With the proliferation of online bookmakers, and peer-to-peer or exchange betting sites, you can also make a bet online, potentially against real bettors, rather than bookmakers. But to begin with, it might be more straightforward to get to grips with the basics of spread betting, and find out what you can potentially win (or lose)!
The bookmaker’s interest in spread betting is to encourage people to make a wider range of bets. In the US, this is usually applied to the difference in scores between two football or baseball teams. In the UK, it tends to be applied to the total amount of goals or corners during a football match.
Financial spread betting is a commonly used retail derivative employ to speculate which direction the share price of a stock or commodity index will take without actually owning or purchasing any of the shares. It is now one of the United Kingdom’s most popular methods of trading, and this is not surprising given that any profits are 100% free from stamp duty and Capital Gains and Income Tax. A spread bet is a contract between the client and spread betting company where the bet is based on an underlying financial instrument. Actual ownership of that financial instrument never takes place.

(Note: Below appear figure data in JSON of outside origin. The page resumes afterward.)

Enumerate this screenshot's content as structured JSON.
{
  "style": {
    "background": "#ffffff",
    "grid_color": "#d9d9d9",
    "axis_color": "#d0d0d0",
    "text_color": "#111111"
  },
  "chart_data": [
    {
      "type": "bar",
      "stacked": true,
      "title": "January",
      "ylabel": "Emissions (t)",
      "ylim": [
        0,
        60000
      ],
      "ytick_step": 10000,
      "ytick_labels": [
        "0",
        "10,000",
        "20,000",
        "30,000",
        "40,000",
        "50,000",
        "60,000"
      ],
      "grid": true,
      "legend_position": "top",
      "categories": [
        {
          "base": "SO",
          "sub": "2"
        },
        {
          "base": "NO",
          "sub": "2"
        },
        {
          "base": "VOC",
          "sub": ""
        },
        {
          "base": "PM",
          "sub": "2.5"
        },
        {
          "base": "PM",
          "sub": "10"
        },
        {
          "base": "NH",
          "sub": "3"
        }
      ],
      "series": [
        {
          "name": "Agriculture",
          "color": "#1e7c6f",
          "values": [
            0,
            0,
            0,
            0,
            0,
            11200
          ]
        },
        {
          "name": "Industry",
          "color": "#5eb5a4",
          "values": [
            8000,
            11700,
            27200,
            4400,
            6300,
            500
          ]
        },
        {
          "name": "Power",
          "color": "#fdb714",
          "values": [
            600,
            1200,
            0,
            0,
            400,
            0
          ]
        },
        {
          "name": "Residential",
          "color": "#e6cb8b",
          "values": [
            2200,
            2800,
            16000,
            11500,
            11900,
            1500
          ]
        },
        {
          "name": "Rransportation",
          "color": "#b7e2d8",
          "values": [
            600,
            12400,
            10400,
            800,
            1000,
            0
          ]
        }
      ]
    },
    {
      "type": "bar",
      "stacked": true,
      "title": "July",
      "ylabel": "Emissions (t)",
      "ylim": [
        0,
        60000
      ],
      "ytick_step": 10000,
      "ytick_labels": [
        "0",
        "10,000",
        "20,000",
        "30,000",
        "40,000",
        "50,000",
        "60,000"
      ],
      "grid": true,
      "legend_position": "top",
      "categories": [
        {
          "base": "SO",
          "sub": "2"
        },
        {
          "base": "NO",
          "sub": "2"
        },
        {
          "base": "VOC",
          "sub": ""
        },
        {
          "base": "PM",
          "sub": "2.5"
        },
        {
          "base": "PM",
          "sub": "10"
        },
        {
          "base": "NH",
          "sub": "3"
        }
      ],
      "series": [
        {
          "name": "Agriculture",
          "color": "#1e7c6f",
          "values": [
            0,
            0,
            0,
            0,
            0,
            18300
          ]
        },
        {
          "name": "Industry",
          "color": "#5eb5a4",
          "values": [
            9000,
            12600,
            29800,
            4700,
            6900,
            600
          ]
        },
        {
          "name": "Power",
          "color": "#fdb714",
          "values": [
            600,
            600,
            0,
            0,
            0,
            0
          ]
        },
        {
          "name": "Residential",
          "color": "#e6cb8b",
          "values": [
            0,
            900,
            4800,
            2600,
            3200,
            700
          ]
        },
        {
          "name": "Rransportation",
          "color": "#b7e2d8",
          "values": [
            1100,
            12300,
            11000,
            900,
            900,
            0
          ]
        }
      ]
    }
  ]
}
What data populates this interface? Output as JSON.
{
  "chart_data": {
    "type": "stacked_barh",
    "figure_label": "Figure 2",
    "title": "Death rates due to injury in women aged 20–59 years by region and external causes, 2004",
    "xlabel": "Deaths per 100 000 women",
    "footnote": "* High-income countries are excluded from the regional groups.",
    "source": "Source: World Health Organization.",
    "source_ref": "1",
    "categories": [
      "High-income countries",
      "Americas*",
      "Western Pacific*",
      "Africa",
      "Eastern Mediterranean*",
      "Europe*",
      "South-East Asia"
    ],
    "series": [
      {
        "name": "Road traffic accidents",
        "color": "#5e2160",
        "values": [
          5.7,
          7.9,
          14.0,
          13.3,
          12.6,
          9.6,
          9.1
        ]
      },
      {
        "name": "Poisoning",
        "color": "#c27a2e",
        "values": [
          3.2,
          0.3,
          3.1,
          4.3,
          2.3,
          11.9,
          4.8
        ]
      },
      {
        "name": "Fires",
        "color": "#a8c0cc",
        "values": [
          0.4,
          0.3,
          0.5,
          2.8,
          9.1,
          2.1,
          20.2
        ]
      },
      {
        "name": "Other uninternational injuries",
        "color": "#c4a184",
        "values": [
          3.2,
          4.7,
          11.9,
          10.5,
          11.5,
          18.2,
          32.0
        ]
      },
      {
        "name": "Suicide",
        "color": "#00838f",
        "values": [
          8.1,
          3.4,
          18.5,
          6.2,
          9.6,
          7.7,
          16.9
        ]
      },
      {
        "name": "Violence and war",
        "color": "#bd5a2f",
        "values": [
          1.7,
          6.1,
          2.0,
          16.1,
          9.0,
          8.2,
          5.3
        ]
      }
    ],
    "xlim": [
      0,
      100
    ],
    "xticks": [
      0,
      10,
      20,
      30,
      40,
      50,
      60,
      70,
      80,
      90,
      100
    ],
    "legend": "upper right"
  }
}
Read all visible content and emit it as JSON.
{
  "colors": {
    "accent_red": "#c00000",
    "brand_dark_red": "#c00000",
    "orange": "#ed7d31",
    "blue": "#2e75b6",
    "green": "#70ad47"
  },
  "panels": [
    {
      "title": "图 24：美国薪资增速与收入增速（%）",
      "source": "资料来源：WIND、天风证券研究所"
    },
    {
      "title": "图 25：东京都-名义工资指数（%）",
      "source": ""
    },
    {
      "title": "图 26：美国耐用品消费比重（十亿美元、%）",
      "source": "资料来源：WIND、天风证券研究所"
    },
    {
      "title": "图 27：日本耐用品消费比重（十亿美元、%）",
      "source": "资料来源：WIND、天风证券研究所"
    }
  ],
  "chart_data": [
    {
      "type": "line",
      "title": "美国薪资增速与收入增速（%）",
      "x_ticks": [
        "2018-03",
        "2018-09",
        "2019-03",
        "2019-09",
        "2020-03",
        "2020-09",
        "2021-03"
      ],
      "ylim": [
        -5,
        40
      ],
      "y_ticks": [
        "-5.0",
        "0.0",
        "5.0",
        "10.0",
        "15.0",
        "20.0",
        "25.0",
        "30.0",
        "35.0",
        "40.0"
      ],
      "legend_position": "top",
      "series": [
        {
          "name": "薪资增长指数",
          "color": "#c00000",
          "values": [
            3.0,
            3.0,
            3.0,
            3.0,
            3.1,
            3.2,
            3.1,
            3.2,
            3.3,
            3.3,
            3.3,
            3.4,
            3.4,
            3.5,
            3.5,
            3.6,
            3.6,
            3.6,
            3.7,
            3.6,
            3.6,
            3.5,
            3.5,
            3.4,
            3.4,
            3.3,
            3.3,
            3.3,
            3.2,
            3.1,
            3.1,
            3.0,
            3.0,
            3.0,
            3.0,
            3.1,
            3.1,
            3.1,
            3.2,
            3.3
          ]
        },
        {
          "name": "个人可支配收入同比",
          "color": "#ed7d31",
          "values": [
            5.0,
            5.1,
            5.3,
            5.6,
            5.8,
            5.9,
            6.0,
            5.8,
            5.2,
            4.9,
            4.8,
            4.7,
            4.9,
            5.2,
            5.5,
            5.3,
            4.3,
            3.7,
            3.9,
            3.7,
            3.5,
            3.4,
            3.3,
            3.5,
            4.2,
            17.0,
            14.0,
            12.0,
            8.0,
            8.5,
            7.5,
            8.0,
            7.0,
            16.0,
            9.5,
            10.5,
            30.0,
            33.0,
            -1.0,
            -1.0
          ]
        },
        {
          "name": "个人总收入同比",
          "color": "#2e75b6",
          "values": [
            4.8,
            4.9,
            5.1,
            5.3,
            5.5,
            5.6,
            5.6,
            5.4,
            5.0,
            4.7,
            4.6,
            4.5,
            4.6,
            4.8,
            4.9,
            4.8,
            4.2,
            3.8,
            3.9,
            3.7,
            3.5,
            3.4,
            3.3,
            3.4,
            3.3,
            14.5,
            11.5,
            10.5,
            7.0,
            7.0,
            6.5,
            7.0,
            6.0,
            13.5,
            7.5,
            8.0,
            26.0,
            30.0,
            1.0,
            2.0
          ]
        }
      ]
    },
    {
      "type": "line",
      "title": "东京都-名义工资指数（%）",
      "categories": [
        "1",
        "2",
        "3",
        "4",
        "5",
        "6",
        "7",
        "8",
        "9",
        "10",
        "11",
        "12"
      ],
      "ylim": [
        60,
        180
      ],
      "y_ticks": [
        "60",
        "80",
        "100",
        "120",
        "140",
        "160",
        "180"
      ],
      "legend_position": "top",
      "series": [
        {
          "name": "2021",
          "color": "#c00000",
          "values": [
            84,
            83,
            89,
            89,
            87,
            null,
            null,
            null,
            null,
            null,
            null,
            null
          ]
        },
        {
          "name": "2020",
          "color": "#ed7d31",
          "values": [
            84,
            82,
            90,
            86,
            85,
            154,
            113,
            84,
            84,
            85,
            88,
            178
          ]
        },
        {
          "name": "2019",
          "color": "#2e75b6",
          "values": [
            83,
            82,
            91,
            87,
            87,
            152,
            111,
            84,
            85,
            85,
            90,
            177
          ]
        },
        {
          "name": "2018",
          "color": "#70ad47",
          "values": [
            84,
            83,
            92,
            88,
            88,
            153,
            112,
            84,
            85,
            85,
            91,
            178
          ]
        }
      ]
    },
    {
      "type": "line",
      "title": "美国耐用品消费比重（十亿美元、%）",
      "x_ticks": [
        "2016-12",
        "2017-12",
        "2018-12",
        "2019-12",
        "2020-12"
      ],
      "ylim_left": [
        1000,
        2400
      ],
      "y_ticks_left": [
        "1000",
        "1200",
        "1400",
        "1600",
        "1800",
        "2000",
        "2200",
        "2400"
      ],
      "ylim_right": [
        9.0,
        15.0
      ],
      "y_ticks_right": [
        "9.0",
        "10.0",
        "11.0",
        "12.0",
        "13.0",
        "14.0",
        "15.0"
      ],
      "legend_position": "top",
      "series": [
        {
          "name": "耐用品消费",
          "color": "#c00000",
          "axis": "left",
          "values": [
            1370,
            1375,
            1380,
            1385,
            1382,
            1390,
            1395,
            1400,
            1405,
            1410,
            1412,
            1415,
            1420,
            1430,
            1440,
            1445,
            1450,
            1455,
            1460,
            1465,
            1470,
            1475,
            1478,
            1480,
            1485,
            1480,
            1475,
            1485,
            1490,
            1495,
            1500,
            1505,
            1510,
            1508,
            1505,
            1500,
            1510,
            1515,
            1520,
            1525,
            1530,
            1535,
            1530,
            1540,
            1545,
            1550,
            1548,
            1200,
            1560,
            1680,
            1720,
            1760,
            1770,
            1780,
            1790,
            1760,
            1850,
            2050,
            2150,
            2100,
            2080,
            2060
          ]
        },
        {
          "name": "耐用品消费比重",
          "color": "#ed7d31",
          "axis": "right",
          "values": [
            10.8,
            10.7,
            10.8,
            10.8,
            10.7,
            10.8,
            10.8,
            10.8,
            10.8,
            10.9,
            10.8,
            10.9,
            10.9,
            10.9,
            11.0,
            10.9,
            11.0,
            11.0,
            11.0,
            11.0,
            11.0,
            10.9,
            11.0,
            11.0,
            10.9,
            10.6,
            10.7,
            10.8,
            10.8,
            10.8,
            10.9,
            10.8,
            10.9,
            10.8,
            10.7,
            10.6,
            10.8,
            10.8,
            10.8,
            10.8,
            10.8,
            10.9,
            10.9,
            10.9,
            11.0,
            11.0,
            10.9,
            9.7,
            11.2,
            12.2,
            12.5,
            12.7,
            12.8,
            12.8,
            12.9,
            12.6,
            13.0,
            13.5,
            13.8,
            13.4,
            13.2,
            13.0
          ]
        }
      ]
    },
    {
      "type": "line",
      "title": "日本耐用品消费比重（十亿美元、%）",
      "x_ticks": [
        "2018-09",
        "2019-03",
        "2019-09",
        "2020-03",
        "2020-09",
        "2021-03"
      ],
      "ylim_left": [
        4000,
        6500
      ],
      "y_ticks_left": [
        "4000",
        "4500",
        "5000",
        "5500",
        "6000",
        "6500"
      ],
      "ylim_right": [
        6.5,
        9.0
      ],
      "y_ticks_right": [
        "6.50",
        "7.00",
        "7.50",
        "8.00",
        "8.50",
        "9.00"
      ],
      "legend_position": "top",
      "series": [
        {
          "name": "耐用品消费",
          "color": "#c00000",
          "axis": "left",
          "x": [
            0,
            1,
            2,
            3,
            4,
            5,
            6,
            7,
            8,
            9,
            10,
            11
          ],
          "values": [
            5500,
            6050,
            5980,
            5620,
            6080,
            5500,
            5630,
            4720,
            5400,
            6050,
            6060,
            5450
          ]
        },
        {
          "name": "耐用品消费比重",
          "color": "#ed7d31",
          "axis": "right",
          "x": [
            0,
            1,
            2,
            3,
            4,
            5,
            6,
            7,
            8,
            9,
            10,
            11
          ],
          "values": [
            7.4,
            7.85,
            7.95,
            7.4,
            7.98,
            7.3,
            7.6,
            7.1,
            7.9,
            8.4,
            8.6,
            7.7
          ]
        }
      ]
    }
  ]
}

One of the principle reasons for using this tool is to profit from markets such as stocks and shares, bonds, foreign exchange, and commodities such as crude oil and gold, be they in the UK or international markets. Financial spread betting is a great way for smaller investors to trade without committing to a large financial investment.
Unlike bets in bookmakers, there are no fixed odds in spread betting, but instead, a stake is betted on the direction of the market. If the trader bets that the price will rise, this is called ‘going long’, and if the better predicts the price will fall, this is called ‘going short.’ So rather than direct ownership of equities in a company, the trader is betting on which direction he thinks the price will go. Any profit or loss made is determined by the difference in buy and sell prices.
Another advantage of financial spread betting is that it is also possible to make money if the price falls, unlike the more traditional methods of trading. And making profits here is as simple as making profits in a rising market, it simply depends on how far the price has fallen against the price the time the bet is executed.
There are principally two types of spread bets at present. The first is a bet which closes once the markets close, and the second is a bet which will close at the end of a quarterly cycle. Daily spread bets do have to expire at the end of each day but for a small ‘interest’ charge you can roll over these bets into the next trading day or trading cycle.
Benefits of financial spread betting include access to most markets 24 hours a day, on websites such as cmc markets, all markets traded through just one account, and the use of smaller bets. This is attractive for traders who are looking to get in and out of a trade quickly. Another benefit is that there is no commission or fees involved, and all of the costs are included in the bid-offer agreement. With financial spread betting your financial products are all in the same place and under the currency of your choice, pound sterling, US dollar, or euro. This saves you the inconvenience and costs involved in exchanging currencies.
As with all trading and investment, there is an element of risk involved and if the market moves in the opposite direction to your bet, you may lose your money. Research your market and only bet what you can realistically afford. Stop-loss facilities are offered by most financial spread betting companies to help you monitor your funds. These facilities are set up to suit your individual financial requirements but they may not be guaranteed and money can still be lost.